Limits are an incontrovertible part of life. They are also quite useful and vital to creativity. The best of thought and art and action would not have been possible without it. Without limits, what would the artist explore? Without conventions, how could one attempt anything original?

It is the dialogue between limits and possibilities that fuels our lives and our ongoing process of becoming increasingly self-aware. Without limits, our consciousness would never increase. In the Edenic legend, Adam and Eve were unaware of their nakedness or right and wrong. Their rebellion against God’s instruction not to eat of forbidden fruit brought greater understanding. With it came new limitations of guilt, anxiety, and shame, but these, in turn, brought about opportunities to come to a deeper understanding of love through the pain of loneliness.

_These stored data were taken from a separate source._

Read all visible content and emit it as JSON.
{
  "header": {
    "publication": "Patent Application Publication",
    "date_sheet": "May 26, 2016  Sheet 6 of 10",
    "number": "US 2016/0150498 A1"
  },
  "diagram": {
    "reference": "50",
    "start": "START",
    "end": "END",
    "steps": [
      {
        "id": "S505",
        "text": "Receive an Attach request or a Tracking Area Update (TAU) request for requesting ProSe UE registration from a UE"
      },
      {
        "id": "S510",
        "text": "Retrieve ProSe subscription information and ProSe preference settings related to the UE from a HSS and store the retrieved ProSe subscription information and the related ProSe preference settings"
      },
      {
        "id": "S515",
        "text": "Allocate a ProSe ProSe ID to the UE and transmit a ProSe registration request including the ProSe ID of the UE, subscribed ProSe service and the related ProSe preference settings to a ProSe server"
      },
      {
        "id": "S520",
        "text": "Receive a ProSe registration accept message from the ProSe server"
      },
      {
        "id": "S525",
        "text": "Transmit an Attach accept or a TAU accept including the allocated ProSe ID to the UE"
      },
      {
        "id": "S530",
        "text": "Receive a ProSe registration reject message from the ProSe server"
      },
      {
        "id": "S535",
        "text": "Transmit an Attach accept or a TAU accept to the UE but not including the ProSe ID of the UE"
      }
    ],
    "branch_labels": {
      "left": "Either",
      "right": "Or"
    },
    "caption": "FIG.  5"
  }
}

At the heart of creativity is the tension between spontaneity and boundaries. Both are necessary parts of art, and of life, more generally. We find this tension at play in therapy, where many adults are angry at their parents and continue to rebel against the rigidity they encountered growing up. For such individuals, it becomes easier to embrace spontaneity than boundaries. 

We see the preference for spontaneity at a societal level in our culture’s growing taste for children’s art. Art that imitates the bold, unselfconscious spontaneity of children has its place. It reveals a distaste for rigid artistic conventions and sources of political and social authority, more generally. Whether through therapy or enjoying children’s art, it seems people are seeking what they lost in childhood under a mountain of inhibitions and rules. Recapturing what was lost from childhood through child-like art and trying a  different approach to life are examples of a type of dialectic between spontaneity and boundaries. But these practices are just stages in that process. The dialectic can’t stop there. The truly great art—and genuine, creative acts, more generally—always hold the tension between the spontaneous and the boundaries. Such art and behavior neither totally eschew nor fully embrace boundaries and traditions. Limits give us something to push against. But the point is not simply to push off, but to push off in search of something new. Yet to accomplish this, you have to understand and respect the limits for what they are. 

There is an elegant poise in mature art, such as in Michelangelo’s sculptures or van Gogh’s impressionist depictions of nature. That poise is born of the tension between spontaneity and limits. Tension is what makes a piece of art interesting; it is also what makes a life interesting.